Two events were coinciding. Bob from Ruthin had booked a sourdough course with me Friday afternoon/Saturday to be swiftly followed by Steffi’s birthday party next door in the early evening. I was to make a large Coca (sort of Spanish pizza) for the feast. Planning’s the thing.
Courses round here conclude with a pizza lunch when the loaves are out of the oven. My current pizza dough is the 80% hydration dough that sits in the fridge for 48 hours fermenting and could be used for both the pizza and the coca so on Thursday I knocked up enough for the two.
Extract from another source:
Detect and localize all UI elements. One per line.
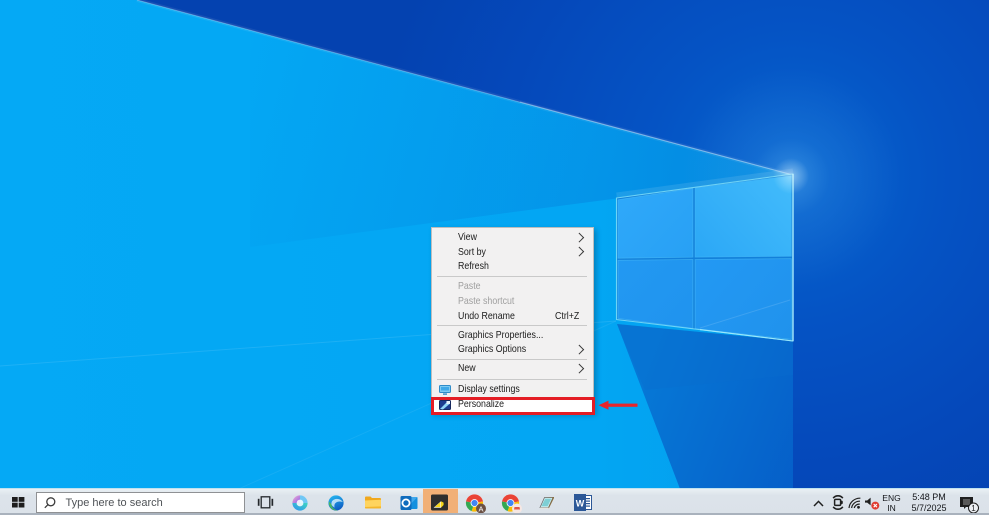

3.30 a.m. a little thought crept into my mind, I don’t remember putting the dough in the fridge. Sod it, it can wait till the morning. Friday morning put it in the fridge, prepped the coca toppings and prepared for the course.
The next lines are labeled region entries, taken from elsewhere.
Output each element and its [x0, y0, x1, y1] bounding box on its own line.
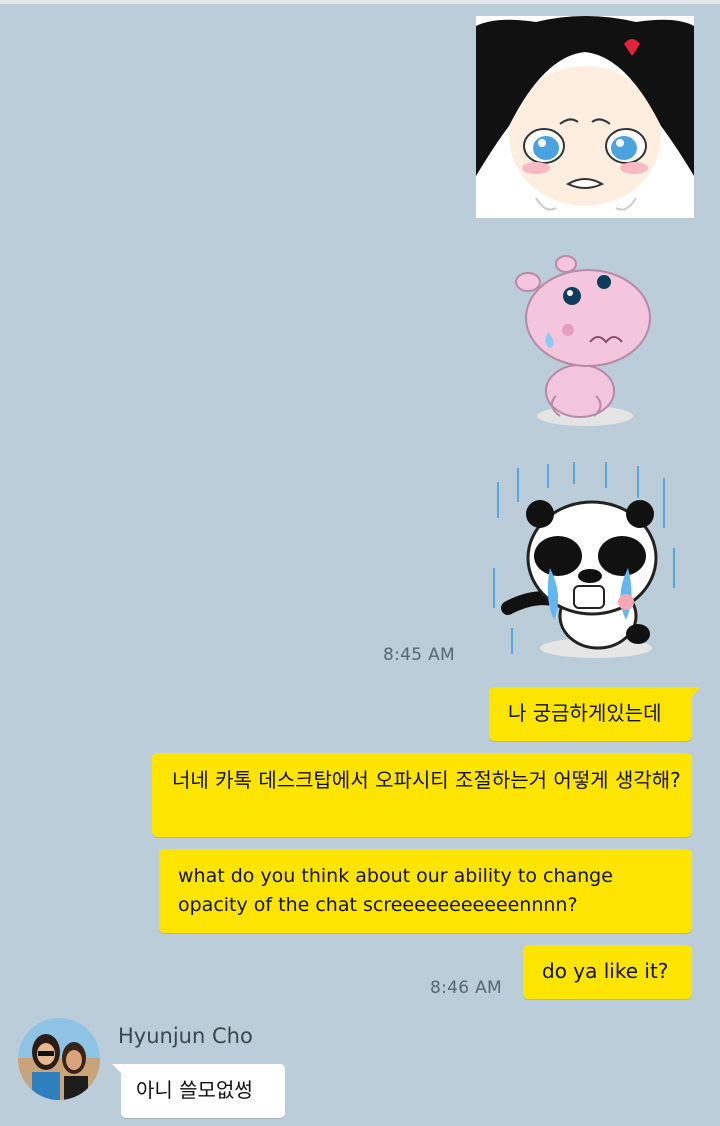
message-text: do ya like it?: [542, 959, 669, 983]
incoming-message-bubble[interactable]: 아니 쓸모없썽: [112, 1064, 285, 1118]
message-text: 아니 쓸모없썽: [136, 1078, 253, 1102]
outgoing-message-bubble[interactable]: 너네 카톡 데스크탑에서 오파시티 조절하는거 어떻게 생각해?: [152, 753, 692, 837]
crying-hippo-sticker[interactable]: [510, 246, 660, 432]
timestamp: 8:45 AM: [383, 645, 455, 665]
crying-panda-sticker[interactable]: [488, 458, 680, 664]
outgoing-message-bubble[interactable]: what do you think about our ability to c…: [159, 849, 692, 933]
sender-avatar[interactable]: [18, 1018, 100, 1100]
message-text: 너네 카톡 데스크탑에서 오파시티 조절하는거 어떻게 생각해?: [172, 768, 681, 792]
message-text: 나 궁금하게있는데: [508, 701, 662, 725]
window-top-border: [0, 0, 720, 4]
sender-name: Hyunjun Cho: [118, 1024, 253, 1048]
message-text: what do you think about our ability to c…: [178, 865, 613, 916]
timestamp: 8:46 AM: [430, 978, 502, 998]
outgoing-message-bubble[interactable]: do ya like it?: [523, 945, 692, 999]
outgoing-message-bubble[interactable]: 나 궁금하게있는데: [489, 687, 701, 741]
crying-girl-sticker[interactable]: [476, 16, 694, 218]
Bob is an experienced baker but wanted to improve his loaves. He brought along his starter and for comparison we mixed one campagne with his starter and one with mine. Into the fridge overnight with the other doughs.
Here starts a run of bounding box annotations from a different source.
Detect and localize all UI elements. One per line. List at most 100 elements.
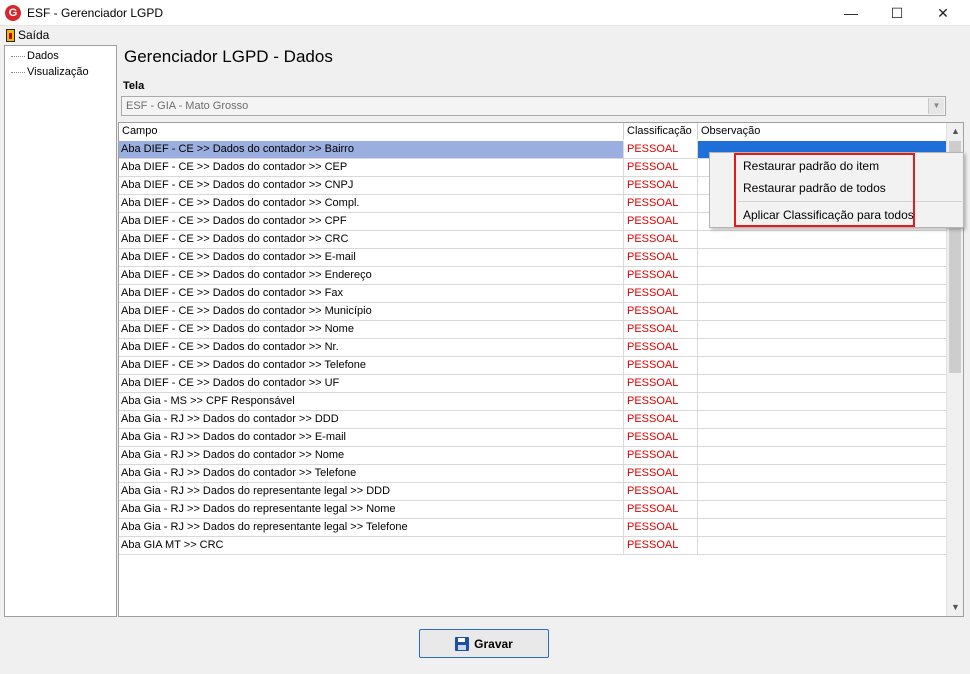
tela-selected-value: ESF - GIA - Mato Grosso [126, 100, 249, 112]
column-header-classificacao[interactable]: Classificação [624, 123, 698, 140]
table-row[interactable]: Aba DIEF - CE >> Dados do contador >> UF… [119, 375, 947, 393]
cell-campo[interactable]: Aba DIEF - CE >> Dados do contador >> CN… [119, 177, 624, 194]
tree-item-visualizacao[interactable]: Visualização [11, 66, 89, 78]
cell-observacao[interactable] [698, 231, 947, 248]
cell-observacao[interactable] [698, 447, 947, 464]
cell-classificacao[interactable]: PESSOAL [624, 447, 698, 464]
cell-classificacao[interactable]: PESSOAL [624, 267, 698, 284]
tree-item-label: Visualização [27, 66, 89, 78]
tree-item-dados[interactable]: Dados [11, 50, 59, 62]
cell-observacao[interactable] [698, 519, 947, 536]
table-row[interactable]: Aba Gia - RJ >> Dados do representante l… [119, 483, 947, 501]
table-row[interactable]: Aba Gia - RJ >> Dados do contador >> E-m… [119, 429, 947, 447]
cell-classificacao[interactable]: PESSOAL [624, 321, 698, 338]
cell-classificacao[interactable]: PESSOAL [624, 465, 698, 482]
cell-classificacao[interactable]: PESSOAL [624, 375, 698, 392]
cell-campo[interactable]: Aba DIEF - CE >> Dados do contador >> Mu… [119, 303, 624, 320]
menu-exit[interactable]: Saída [6, 28, 49, 42]
table-row[interactable]: Aba Gia - RJ >> Dados do contador >> DDD… [119, 411, 947, 429]
cell-campo[interactable]: Aba DIEF - CE >> Dados do contador >> Te… [119, 357, 624, 374]
table-row[interactable]: Aba Gia - RJ >> Dados do contador >> Tel… [119, 465, 947, 483]
cell-campo[interactable]: Aba DIEF - CE >> Dados do contador >> CE… [119, 159, 624, 176]
cell-campo[interactable]: Aba GIA MT >> CRC [119, 537, 624, 554]
cell-campo[interactable]: Aba Gia - RJ >> Dados do representante l… [119, 519, 624, 536]
scroll-up-icon[interactable]: ▲ [947, 123, 963, 140]
cell-classificacao[interactable]: PESSOAL [624, 501, 698, 518]
cell-observacao[interactable] [698, 393, 947, 410]
table-row[interactable]: Aba DIEF - CE >> Dados do contador >> Fa… [119, 285, 947, 303]
cell-campo[interactable]: Aba Gia - MS >> CPF Responsável [119, 393, 624, 410]
cell-campo[interactable]: Aba DIEF - CE >> Dados do contador >> Nr… [119, 339, 624, 356]
cell-observacao[interactable] [698, 483, 947, 500]
table-row[interactable]: Aba DIEF - CE >> Dados do contador >> Te… [119, 357, 947, 375]
cell-campo[interactable]: Aba DIEF - CE >> Dados do contador >> CR… [119, 231, 624, 248]
table-row[interactable]: Aba DIEF - CE >> Dados do contador >> Nr… [119, 339, 947, 357]
table-row[interactable]: Aba DIEF - CE >> Dados do contador >> Mu… [119, 303, 947, 321]
table-row[interactable]: Aba Gia - MS >> CPF Responsável PESSOAL [119, 393, 947, 411]
menu-exit-label: Saída [18, 28, 50, 42]
maximize-button[interactable]: ☐ [874, 0, 920, 26]
table-row[interactable]: Aba DIEF - CE >> Dados do contador >> No… [119, 321, 947, 339]
table-row[interactable]: Aba DIEF - CE >> Dados do contador >> CR… [119, 231, 947, 249]
cell-classificacao[interactable]: PESSOAL [624, 177, 698, 194]
cell-campo[interactable]: Aba Gia - RJ >> Dados do representante l… [119, 501, 624, 518]
cell-classificacao[interactable]: PESSOAL [624, 537, 698, 554]
table-row[interactable]: Aba Gia - RJ >> Dados do representante l… [119, 501, 947, 519]
cell-campo[interactable]: Aba DIEF - CE >> Dados do contador >> En… [119, 267, 624, 284]
cell-classificacao[interactable]: PESSOAL [624, 285, 698, 302]
cell-campo[interactable]: Aba DIEF - CE >> Dados do contador >> No… [119, 321, 624, 338]
tree-connector [11, 55, 25, 57]
table-row[interactable]: Aba Gia - RJ >> Dados do representante l… [119, 519, 947, 537]
table-row[interactable]: Aba Gia - RJ >> Dados do contador >> Nom… [119, 447, 947, 465]
cell-classificacao[interactable]: PESSOAL [624, 411, 698, 428]
cell-campo[interactable]: Aba DIEF - CE >> Dados do contador >> CP… [119, 213, 624, 230]
cell-classificacao[interactable]: PESSOAL [624, 303, 698, 320]
cell-campo[interactable]: Aba Gia - RJ >> Dados do contador >> Nom… [119, 447, 624, 464]
cell-campo[interactable]: Aba DIEF - CE >> Dados do contador >> Ba… [119, 141, 624, 158]
cell-campo[interactable]: Aba Gia - RJ >> Dados do contador >> Tel… [119, 465, 624, 482]
cell-classificacao[interactable]: PESSOAL [624, 195, 698, 212]
cell-observacao[interactable] [698, 375, 947, 392]
cell-campo[interactable]: Aba DIEF - CE >> Dados do contador >> E-… [119, 249, 624, 266]
cell-classificacao[interactable]: PESSOAL [624, 213, 698, 230]
table-row[interactable]: Aba GIA MT >> CRC PESSOAL [119, 537, 947, 555]
column-header-observacao[interactable]: Observação [698, 123, 947, 140]
cell-classificacao[interactable]: PESSOAL [624, 519, 698, 536]
cell-classificacao[interactable]: PESSOAL [624, 429, 698, 446]
cell-classificacao[interactable]: PESSOAL [624, 231, 698, 248]
cell-campo[interactable]: Aba DIEF - CE >> Dados do contador >> UF [119, 375, 624, 392]
cell-observacao[interactable] [698, 537, 947, 554]
cell-observacao[interactable] [698, 339, 947, 356]
cell-observacao[interactable] [698, 411, 947, 428]
cell-campo[interactable]: Aba DIEF - CE >> Dados do contador >> Fa… [119, 285, 624, 302]
cell-classificacao[interactable]: PESSOAL [624, 339, 698, 356]
cell-campo[interactable]: Aba DIEF - CE >> Dados do contador >> Co… [119, 195, 624, 212]
cell-campo[interactable]: Aba Gia - RJ >> Dados do contador >> DDD [119, 411, 624, 428]
minimize-button[interactable]: — [828, 0, 874, 26]
scroll-down-icon[interactable]: ▼ [947, 599, 963, 616]
cell-observacao[interactable] [698, 429, 947, 446]
cell-campo[interactable]: Aba Gia - RJ >> Dados do contador >> E-m… [119, 429, 624, 446]
tela-select[interactable]: ESF - GIA - Mato Grosso ▼ [121, 96, 946, 116]
cell-observacao[interactable] [698, 501, 947, 518]
cell-observacao[interactable] [698, 267, 947, 284]
cell-classificacao[interactable]: PESSOAL [624, 393, 698, 410]
cell-classificacao[interactable]: PESSOAL [624, 249, 698, 266]
close-button[interactable]: ✕ [920, 0, 966, 26]
cell-observacao[interactable] [698, 465, 947, 482]
cell-campo[interactable]: Aba Gia - RJ >> Dados do representante l… [119, 483, 624, 500]
chevron-down-icon[interactable]: ▼ [928, 98, 944, 114]
cell-classificacao[interactable]: PESSOAL [624, 159, 698, 176]
column-header-campo[interactable]: Campo [119, 123, 624, 140]
cell-classificacao[interactable]: PESSOAL [624, 357, 698, 374]
table-row[interactable]: Aba DIEF - CE >> Dados do contador >> E-… [119, 249, 947, 267]
cell-observacao[interactable] [698, 321, 947, 338]
cell-classificacao[interactable]: PESSOAL [624, 141, 698, 158]
cell-classificacao[interactable]: PESSOAL [624, 483, 698, 500]
save-button[interactable]: Gravar [419, 629, 549, 658]
table-row[interactable]: Aba DIEF - CE >> Dados do contador >> En… [119, 267, 947, 285]
cell-observacao[interactable] [698, 285, 947, 302]
cell-observacao[interactable] [698, 357, 947, 374]
cell-observacao[interactable] [698, 249, 947, 266]
cell-observacao[interactable] [698, 303, 947, 320]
Saturday morning before Bob’s 9.00 a.m. start I thought I’d better give the pizza dough a turn. It gave me a turn – thin as chicken consomme. Hastily knocked up a batch of my number two pizza formula which I knew we could get away with after just a four hour fermentation.
When Bob arrived we compared the campagne doughs. Mine was twice as big as his which had hardly moved. He reckoned it might eventually come to life so we put it on one side.
Had an excellent morning’s bake and along came pizza time. Asked him to scale 3 x 200g pieces which we rounded up and put on pizza tins. Went to put the remainder back in the box for the evening’s coca – there was a lump that was obviously only about 300g left. Reweighed everything several times – I knew I’d mixed 1600g that morning. Went back to the laptop – there it was – 1200g. Little light bulb started to flicker – went into the other room – there’s a dough box on the table. We’d been scaling Bob’s sluggish campagne dough.
Balled up Bob’s beleaguered dough put it back in the box, continued as normal and on to a jolly lunch which brought a thoroughly enjoyable course to an end.
When I was baking Steffi’s coca early evening I noticed Bob’s dough had started to move so I thought, why not? Last Chance Saloon time, give it a go. Got it in the basket and away to Steffi’s for the party. 9.00 p.m., after a night in the fridge + about 11 hours ambient fermentation half way through which it was chopped, rounded and then reassembled + 3½ hours prove, it finally went in the oven.
That’s why I thought it was worth a picture.